In this post I outline my PhD research in non-technical terms. I explain the SENTiVENT project’s goals and challenges.
The SENTiVENT project
In 2017, my research proposal was approved and I was granted my fellowshop by the Research Foundation Flanders. I started research at Ghent University and Solvay Business School/VUB. The idea is to test and develop methods for getting useful information out of economic news text using the latest-and-greatest in machine learning. The SENTiVENT name comes from two of the artificial intelligence methods used to achieve this: SENTiment analysis and eVENT extraction.
Event extraction tries to automatically get a schematic overview of a real-world occurrence of a certain type from text. It summarizes an event and tells us who is involved in what event with which event properties. This overview shows the event type and all persons or groups of people that participate in the event. For example, if a sentence describes that one company bought another company it will find the parts of the text that talks about this event, assign it the type “Acquisition” and fill in the “Acquirer” and “Target” participant roles with the names of the companies.
Events provide a schematic description of what is discussed in the text as long as they belong our event typology. Our annotated typology currently consists of 18 carefully constructed event types each with subtypes and argument roles.
The event annotations are enhanced with sentiment polarity tags, more about that in the next section. But linking events to opens whole new avenues of research into to interaction between factual and opinion data in economic news: it allows us to automatically understand “common-sense” opinions related to events. For example, a company missing a sales target is bad likely for investors, a missed target is thus commonly associated with bad investor sentiment.
Automatically obtaining this information at scale is valuable because it summarizes what is going on with a company, stock or market without a human having to read every single newspaper.
In addition to factual event data, opinion data is also extracted in a fine-grained manner. We annotated positive, negative and neutral investor sentiment as a seperate category, but also on-top of event annotations.

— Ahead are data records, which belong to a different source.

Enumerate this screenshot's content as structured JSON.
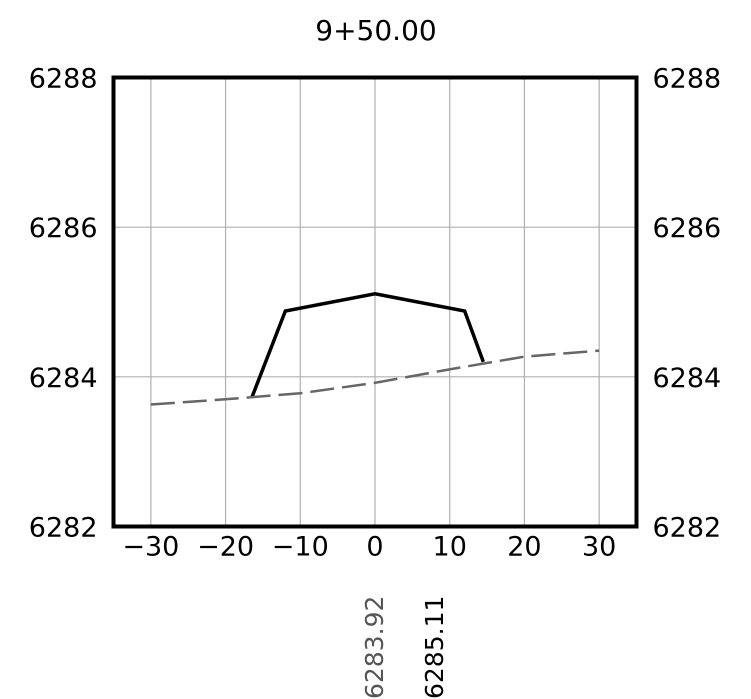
{
  "chart_data": {
    "type": "line",
    "title": "9+50.00",
    "xlim": [
      -35,
      35
    ],
    "ylim": [
      6282,
      6288
    ],
    "x_ticks": [
      "−30",
      "−20",
      "−10",
      "0",
      "10",
      "20",
      "30"
    ],
    "x_tick_values": [
      -30,
      -20,
      -10,
      0,
      10,
      20,
      30
    ],
    "y_ticks": [
      "6282",
      "6284",
      "6286",
      "6288"
    ],
    "y_tick_values": [
      6282,
      6284,
      6286,
      6288
    ],
    "grid": true,
    "series": [
      {
        "style": "solid",
        "color": "#000000",
        "x": [
          -16.5,
          -12,
          0,
          12,
          14.5
        ],
        "y": [
          6283.72,
          6284.88,
          6285.11,
          6284.88,
          6284.2
        ]
      },
      {
        "style": "dashed",
        "color": "#666666",
        "x": [
          -30,
          -20,
          -10,
          0,
          10,
          20,
          30
        ],
        "y": [
          6283.63,
          6283.7,
          6283.78,
          6283.92,
          6284.1,
          6284.27,
          6284.35
        ]
      }
    ],
    "bottom_labels": [
      {
        "x": 0,
        "text": "6283.92",
        "color": "#555555"
      },
      {
        "x": 8,
        "text": "6285.11",
        "color": "#000000"
      }
    ]
  }
}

In economic news, journalists give objective information on recent events while also discussing the implications of events in a subjective manner. Sentiment analysis tries to automatically determine if the opinions expressed in a text are positive or negative. When someone writes “Enchanting comedy with a nice sense of whimsy.” about a movie, the sentiment analysis system marks the review as positive. For economic news articles this is a lot harder to do than for movie reviews: Economic journalists do not tend to express their opinions in such explicit terms as “enchanting” and “nice”. For instance, “Motorola sees an increase in revenue” implies a positive sentiment towards the company. A human knows that more sales is good for a company because of their knowledge of how a business works. Current systems do not handle common-sense implicit sentiments attached to certain events or situations. Turns out implicit sentiment makes up half of the opinion expressions in economic news, so processing it is important for making financial technology applications.
I also want to go even further than just pointing to the positive, negative or neutral opinion in a text: Wouldn’t it be useful to know exactly which opinion is expressed about what part of a company or event? This is called aspect-based sentiment analysis and automatically gives us an overview about what negative or positive opinion is expressed about what part of an event or entity.

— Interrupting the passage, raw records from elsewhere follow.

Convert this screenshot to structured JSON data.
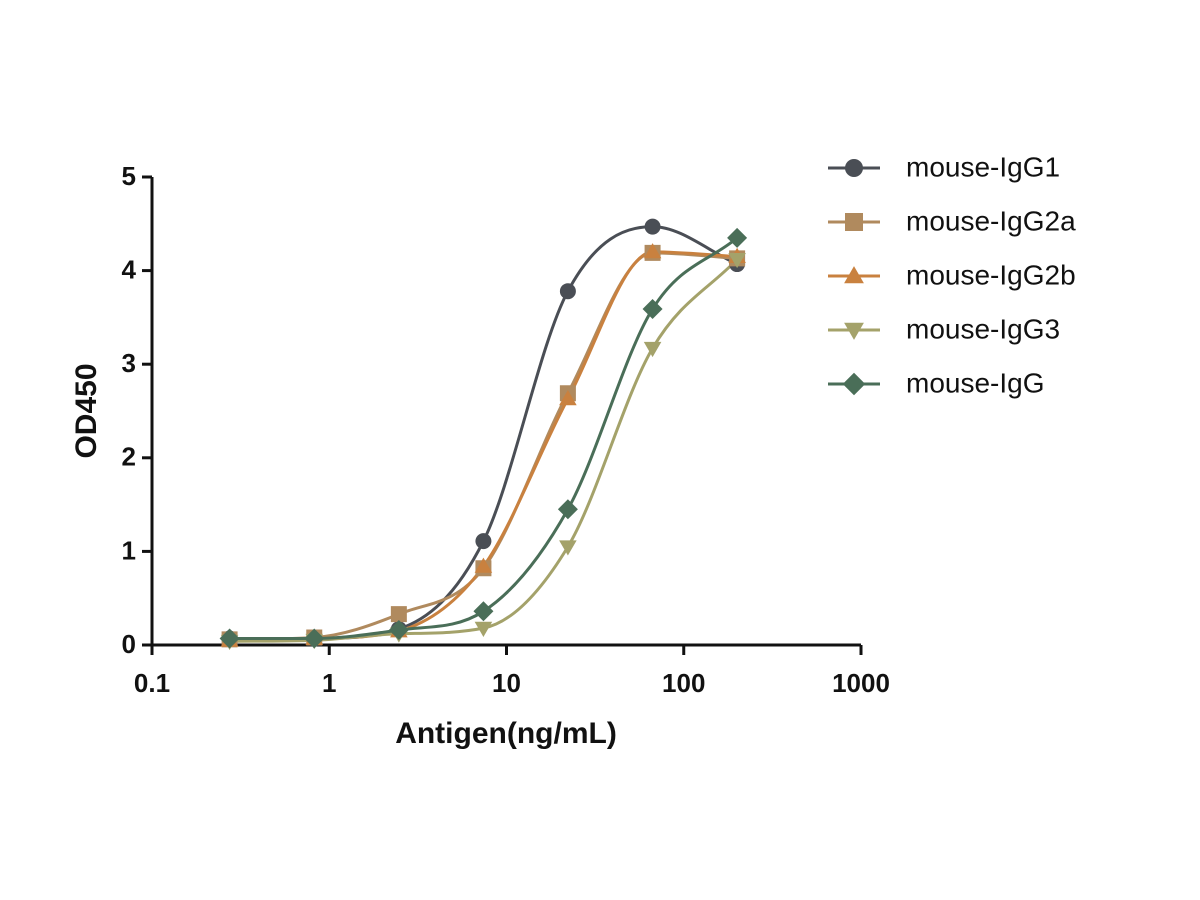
{
  "chart_data": {
    "type": "scatter",
    "xlabel": "Antigen(ng/mL)",
    "ylabel": "OD450",
    "x": [
      0.274,
      0.823,
      2.47,
      7.41,
      22.2,
      66.7,
      200
    ],
    "series": [
      {
        "name": "mouse-IgG1",
        "color": "#4a4e55",
        "marker": "circle",
        "values": [
          0.07,
          0.07,
          0.17,
          1.11,
          3.78,
          4.47,
          4.07
        ]
      },
      {
        "name": "mouse-IgG2a",
        "color": "#b08a5e",
        "marker": "square",
        "values": [
          0.06,
          0.08,
          0.33,
          0.82,
          2.69,
          4.19,
          4.13
        ]
      },
      {
        "name": "mouse-IgG2b",
        "color": "#c9813f",
        "marker": "triangle",
        "values": [
          0.05,
          0.07,
          0.15,
          0.84,
          2.63,
          4.2,
          4.15
        ]
      },
      {
        "name": "mouse-IgG3",
        "color": "#a4a26a",
        "marker": "triangle-down",
        "values": [
          0.04,
          0.05,
          0.12,
          0.18,
          1.05,
          3.17,
          4.12
        ]
      },
      {
        "name": "mouse-IgG",
        "color": "#4a6e58",
        "marker": "diamond",
        "values": [
          0.07,
          0.07,
          0.16,
          0.36,
          1.45,
          3.59,
          4.35
        ]
      }
    ],
    "xscale": "log",
    "xlim": [
      0.1,
      1000
    ],
    "xticks": [
      0.1,
      1,
      10,
      100,
      1000
    ],
    "ylim": [
      0,
      5
    ],
    "yticks": [
      0,
      1,
      2,
      3,
      4,
      5
    ],
    "grid": false,
    "legend": "right"
  }
}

What is all this technology useful for? Combining the “what, why, how, who and when” of factual events with subjective opinion data “how do people feel about what” unlocks a valuable data source at scale previously unavailable for a wide range of financial applications. Extracting structured factual and opinion data from business news allows for many downstream applications in financial analysis and economic market studies.

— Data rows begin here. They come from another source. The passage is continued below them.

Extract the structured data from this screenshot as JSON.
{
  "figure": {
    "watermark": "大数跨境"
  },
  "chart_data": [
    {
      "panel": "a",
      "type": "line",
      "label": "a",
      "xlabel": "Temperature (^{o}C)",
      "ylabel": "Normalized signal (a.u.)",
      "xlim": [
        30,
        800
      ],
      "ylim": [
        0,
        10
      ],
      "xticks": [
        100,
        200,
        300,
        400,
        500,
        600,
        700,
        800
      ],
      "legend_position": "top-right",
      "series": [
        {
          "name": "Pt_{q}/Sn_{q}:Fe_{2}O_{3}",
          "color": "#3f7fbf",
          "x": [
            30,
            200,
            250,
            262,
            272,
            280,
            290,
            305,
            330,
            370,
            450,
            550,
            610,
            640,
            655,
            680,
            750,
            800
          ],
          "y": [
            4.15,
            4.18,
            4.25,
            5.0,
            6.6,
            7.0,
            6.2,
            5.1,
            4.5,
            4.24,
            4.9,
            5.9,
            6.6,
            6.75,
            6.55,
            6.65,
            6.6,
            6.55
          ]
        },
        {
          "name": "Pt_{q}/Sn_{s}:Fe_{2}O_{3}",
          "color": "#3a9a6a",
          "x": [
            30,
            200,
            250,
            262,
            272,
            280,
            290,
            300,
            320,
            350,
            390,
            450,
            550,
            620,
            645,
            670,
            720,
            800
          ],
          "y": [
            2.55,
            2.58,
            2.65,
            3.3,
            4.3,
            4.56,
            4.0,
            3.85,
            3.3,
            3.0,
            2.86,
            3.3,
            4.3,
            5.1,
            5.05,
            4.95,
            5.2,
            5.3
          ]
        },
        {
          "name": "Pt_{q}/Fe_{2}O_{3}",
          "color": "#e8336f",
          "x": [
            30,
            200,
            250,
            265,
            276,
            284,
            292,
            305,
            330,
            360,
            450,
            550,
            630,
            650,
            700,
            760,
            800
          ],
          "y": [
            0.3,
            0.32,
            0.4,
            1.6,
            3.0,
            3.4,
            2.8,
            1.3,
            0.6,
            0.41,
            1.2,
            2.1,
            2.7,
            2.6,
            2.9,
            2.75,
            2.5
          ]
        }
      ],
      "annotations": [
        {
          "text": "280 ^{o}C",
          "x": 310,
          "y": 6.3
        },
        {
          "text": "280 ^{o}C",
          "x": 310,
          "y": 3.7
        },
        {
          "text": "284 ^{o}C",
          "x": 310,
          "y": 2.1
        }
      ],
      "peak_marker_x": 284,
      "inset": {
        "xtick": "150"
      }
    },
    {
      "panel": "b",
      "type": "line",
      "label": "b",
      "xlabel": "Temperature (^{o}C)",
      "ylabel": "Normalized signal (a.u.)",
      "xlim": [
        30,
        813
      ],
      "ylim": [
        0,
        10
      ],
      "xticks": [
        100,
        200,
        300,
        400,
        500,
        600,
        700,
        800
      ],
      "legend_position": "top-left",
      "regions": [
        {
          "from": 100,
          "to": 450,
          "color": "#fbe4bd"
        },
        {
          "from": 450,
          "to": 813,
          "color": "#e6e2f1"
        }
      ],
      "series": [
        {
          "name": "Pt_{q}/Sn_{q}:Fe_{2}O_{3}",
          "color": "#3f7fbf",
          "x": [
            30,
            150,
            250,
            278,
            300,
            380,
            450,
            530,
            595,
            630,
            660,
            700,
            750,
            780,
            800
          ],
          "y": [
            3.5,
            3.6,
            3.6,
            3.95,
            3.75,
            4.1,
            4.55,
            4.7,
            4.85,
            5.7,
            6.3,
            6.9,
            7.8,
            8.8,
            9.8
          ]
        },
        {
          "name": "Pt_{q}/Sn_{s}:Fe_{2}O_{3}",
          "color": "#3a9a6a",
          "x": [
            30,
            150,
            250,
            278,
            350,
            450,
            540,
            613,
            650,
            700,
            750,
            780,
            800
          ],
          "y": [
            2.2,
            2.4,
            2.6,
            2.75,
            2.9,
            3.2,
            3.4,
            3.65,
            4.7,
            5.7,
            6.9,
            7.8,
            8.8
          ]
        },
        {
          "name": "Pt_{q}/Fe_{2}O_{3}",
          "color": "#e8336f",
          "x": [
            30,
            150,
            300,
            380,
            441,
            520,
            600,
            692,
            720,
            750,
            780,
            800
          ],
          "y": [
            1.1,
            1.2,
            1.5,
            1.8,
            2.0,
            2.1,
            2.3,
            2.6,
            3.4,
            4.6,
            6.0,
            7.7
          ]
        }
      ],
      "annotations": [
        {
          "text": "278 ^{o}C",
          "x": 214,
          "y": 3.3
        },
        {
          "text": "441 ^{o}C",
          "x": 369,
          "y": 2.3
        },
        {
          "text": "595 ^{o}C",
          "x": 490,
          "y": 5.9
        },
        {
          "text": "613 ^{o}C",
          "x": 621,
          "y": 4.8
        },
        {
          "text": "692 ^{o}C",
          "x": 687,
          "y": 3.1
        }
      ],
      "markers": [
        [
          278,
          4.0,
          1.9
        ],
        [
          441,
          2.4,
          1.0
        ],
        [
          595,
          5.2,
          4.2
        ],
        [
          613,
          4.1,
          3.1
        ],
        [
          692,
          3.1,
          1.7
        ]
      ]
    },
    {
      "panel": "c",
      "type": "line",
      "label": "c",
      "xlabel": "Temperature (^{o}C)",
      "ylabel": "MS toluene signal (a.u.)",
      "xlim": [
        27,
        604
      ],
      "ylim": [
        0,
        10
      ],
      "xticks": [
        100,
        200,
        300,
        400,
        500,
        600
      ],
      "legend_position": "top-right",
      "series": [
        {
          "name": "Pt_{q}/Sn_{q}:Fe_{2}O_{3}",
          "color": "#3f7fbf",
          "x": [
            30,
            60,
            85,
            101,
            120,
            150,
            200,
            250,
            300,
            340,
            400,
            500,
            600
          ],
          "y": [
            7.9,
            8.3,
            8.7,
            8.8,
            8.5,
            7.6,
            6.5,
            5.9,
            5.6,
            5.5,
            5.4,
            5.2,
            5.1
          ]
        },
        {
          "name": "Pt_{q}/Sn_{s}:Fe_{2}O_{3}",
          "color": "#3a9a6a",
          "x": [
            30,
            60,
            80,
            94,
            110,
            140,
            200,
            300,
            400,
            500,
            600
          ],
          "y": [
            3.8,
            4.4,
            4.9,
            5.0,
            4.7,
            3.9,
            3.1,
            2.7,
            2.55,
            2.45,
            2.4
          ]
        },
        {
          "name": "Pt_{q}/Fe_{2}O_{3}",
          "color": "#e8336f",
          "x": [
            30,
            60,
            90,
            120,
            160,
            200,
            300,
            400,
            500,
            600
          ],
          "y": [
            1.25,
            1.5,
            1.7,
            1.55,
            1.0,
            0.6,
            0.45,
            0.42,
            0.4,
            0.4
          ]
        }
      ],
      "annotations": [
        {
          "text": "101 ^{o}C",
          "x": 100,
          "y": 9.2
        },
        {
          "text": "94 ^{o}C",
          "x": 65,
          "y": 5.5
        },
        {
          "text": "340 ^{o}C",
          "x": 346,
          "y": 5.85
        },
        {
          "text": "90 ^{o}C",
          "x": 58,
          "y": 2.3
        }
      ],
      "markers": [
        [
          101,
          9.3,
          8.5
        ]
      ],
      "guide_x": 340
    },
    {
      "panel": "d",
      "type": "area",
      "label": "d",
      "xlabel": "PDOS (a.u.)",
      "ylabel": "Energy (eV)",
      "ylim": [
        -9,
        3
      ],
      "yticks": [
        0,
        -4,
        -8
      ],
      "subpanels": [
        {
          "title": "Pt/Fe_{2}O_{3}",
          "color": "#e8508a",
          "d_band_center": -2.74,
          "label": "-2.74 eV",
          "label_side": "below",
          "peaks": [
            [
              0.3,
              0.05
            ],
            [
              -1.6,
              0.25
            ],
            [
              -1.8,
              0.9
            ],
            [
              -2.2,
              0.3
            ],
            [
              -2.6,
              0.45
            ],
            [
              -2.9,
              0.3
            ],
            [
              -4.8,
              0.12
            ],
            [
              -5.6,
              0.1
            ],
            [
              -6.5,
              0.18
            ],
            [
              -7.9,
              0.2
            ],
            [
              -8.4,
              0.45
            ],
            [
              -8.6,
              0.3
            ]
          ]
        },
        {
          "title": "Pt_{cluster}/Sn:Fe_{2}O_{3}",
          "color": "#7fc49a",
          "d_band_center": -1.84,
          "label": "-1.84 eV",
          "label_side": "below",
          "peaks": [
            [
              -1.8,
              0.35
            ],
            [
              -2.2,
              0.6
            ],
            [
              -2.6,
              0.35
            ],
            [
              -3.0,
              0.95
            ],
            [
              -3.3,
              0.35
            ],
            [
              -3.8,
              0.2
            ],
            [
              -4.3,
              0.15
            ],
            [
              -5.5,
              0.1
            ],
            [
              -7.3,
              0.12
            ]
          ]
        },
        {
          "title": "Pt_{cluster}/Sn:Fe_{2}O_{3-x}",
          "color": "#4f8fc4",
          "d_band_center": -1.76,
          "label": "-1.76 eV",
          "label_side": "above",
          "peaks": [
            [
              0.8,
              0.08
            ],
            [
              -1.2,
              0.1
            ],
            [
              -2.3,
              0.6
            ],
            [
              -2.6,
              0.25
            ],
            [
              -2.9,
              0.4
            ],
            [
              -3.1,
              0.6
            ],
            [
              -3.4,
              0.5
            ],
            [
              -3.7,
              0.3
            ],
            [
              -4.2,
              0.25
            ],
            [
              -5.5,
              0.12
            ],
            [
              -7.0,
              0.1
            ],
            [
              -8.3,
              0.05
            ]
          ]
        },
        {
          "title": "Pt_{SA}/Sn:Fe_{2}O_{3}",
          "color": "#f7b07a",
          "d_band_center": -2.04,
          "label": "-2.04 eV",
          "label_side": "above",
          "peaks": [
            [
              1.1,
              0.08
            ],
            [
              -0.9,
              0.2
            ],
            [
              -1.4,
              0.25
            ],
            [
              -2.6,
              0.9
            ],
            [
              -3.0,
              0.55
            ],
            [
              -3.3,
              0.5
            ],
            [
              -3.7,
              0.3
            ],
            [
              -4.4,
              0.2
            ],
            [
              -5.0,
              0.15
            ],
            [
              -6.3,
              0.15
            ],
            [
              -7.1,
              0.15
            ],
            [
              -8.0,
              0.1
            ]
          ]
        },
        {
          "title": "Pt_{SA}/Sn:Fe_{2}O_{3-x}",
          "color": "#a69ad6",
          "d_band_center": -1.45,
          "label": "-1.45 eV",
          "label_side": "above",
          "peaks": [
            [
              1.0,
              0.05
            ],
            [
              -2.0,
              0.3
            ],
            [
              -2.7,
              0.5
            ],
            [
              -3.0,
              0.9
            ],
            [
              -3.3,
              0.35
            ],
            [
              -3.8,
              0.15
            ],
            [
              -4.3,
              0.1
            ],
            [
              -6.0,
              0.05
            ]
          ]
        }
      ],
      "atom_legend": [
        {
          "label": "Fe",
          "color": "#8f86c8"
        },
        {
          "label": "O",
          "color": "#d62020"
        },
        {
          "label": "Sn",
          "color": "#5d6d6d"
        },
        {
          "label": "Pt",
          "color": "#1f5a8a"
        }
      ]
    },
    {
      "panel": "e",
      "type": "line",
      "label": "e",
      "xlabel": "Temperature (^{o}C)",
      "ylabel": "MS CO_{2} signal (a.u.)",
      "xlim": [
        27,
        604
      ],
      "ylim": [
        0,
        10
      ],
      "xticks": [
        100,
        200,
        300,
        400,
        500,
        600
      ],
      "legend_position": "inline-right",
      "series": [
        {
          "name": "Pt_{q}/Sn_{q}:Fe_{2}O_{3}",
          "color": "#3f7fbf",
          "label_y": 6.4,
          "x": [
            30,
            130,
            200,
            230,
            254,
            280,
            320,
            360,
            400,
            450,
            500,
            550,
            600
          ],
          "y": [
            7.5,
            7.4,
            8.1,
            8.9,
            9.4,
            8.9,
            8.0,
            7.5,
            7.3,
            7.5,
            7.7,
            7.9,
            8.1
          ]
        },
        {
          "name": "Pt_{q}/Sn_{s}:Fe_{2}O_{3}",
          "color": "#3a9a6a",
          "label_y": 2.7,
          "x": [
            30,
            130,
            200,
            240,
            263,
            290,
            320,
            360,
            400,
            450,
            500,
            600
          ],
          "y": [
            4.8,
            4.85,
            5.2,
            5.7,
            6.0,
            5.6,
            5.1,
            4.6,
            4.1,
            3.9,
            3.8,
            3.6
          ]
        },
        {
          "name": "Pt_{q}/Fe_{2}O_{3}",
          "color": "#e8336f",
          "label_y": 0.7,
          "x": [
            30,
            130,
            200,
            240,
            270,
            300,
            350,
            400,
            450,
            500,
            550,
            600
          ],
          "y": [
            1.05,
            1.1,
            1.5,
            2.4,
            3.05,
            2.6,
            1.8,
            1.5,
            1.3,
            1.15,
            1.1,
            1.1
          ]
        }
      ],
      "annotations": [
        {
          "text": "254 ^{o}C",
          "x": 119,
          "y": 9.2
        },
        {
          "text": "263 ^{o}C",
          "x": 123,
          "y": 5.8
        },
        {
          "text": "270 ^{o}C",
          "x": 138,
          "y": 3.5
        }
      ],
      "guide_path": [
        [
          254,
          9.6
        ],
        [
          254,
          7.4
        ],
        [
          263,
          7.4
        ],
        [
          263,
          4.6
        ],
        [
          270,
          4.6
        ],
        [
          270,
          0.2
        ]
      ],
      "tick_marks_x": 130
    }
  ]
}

- Asset price prediction: asset pricing, stock movement prediction rely traditionally on numerical key financial data. Performance of price prediction has shown to be enhanced by inclusion of fundamental data such as topics, events, and sentiment from news and social media text.
- Document retrieval: Find more relevant news articles or financial reports based on the events described in the text. Retrieved documents can be used for explaining movements in investment portfolio’s. Document search can be made more efficient by restricting to particular events for economic event studies.
- Market sentiment: Which asset are currently showing bearish or bullish sentiment? And why?
- Summarization: Summarize the most important events related to an asset in a certain time period and show whether these is positive, negative or neutral opinion.